To solve this three things are needed: first, owner of the entire schema must be postgres. Second, the application user needs only to have enough permission for CRUD-operations, nothing more. And third, the schema must not allow users to create new items on it. As default everybody can create new tables and sequences, but if somebody really pops your box and can run anything on your DB, creating new items (besides temporary tables) is not a good thing.
On a PostgreSQL 8 something of a trickery is needed. Version 9.0 introduced us the "GRANT ... ALL TABLES IN SCHEMA", but I didn't have that at my disposal. To get around the entire thing I created two SQL-queries which were crafted to output SQL-queries. I could simply copy/paste the output and run it in pgAdmin III query-window. Nice!
The first query to gather all tables and sequences and change the owner to postgres:
SELECT 'ALTER TABLE ' || table_schema || '.' || table_name ||' OWNER TO postgres;'
FROM information_schema.tables
WHERE
table_type = 'BASE TABLE' and
table_schema NOT IN ('pg_catalog', 'information_schema')
UNION
SELECT 'ALTER SEQUENCE ' || sequence_schema || '.' || sequence_name ||' OWNER TO postgres;'
FROM information_schema.sequences
WHERE
sequence_schema NOT IN ('pg_catalog', 'information_schema')
It will output something like this:
ALTER TABLE public.phones OWNER TO postgres;
ALTER SEQUENCE public.user_id_seq OWNER TO postgres;
I ran those, and owner was changed.
NOTE: that effectively locked the application user out of DB completely.

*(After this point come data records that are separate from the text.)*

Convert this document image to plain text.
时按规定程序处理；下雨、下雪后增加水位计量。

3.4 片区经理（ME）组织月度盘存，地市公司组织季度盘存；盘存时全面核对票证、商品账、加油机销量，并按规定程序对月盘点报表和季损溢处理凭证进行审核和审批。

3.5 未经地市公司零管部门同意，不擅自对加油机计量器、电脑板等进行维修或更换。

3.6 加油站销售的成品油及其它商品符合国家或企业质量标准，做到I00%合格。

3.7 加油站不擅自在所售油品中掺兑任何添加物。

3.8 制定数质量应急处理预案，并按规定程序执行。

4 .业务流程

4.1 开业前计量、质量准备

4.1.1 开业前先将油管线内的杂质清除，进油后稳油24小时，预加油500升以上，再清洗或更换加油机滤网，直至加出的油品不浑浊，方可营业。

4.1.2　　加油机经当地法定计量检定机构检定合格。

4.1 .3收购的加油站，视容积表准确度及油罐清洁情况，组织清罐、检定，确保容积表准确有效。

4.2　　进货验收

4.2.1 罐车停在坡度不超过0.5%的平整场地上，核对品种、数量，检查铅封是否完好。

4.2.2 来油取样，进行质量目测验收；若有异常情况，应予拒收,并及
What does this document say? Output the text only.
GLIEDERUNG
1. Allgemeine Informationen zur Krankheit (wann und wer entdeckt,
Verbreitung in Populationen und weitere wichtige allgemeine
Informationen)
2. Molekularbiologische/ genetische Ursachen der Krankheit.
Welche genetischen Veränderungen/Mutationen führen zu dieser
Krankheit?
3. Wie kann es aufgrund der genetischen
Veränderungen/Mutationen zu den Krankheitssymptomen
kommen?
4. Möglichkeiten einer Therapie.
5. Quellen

So it was time to restore access. This is the query to gather information about all tables, views, sequences and functions:
SELECT 'GRANT ALL ON ' || table_schema || '.' || table_name ||' TO my_group;'
FROM information_schema.tables
WHERE
table_type = 'BASE TABLE' and
table_schema NOT IN ('pg_catalog', 'information_schema')
UNION
SELECT 'GRANT ALL ON ' || table_schema || '.' || table_name ||' TO my_group;'
FROM information_schema.views
WHERE
table_schema NOT IN ('pg_catalog', 'information_schema')
UNION
SELECT 'GRANT ALL ON SEQUENCE ' || sequence_schema || '.' || sequence_name ||' TO my_group;'
FROM information_schema.sequences
WHERE
sequence_schema NOT IN ('pg_catalog', 'information_schema')
UNION
SELECT 'GRANT ALL ON FUNCTION ' || nspname || '.' || proname || '(' || pg_get_function_arguments(p.oid) || ') TO my_group;'
FROM pg_catalog.pg_proc p
INNER JOIN pg_catalog.pg_namespace n ON pronamespace = n.oid
WHERE
nspname = 'public'
It will output something like this:
GRANT ALL ON public.phones TO my_user;
GRANT ALL ON SEQUENCE public.user_id_seq TO my_user;
NOTE: you need to find/replace my_user to something that fits your needs.
Now the application was again running smoothly, but with reduced permission in effect. The problem with all this is that TRUNCATE-clause (or DELETE FROM -tablename-) are still working. To get the maximum out of enhanced security, some classification of data would be needed. But the client wasn't ready to do that (yet).
The third thing is to limit schema permissions so that only usage is allowed for the general public:
REVOKE ALL ON SCHEMA public FROM public;
GRANT USAGE ON SCHEMA public TO public;
Now only postgres can create new things there.
All there is to do at this point is to test the appliation. There should be errors for DB-access if something went wrong.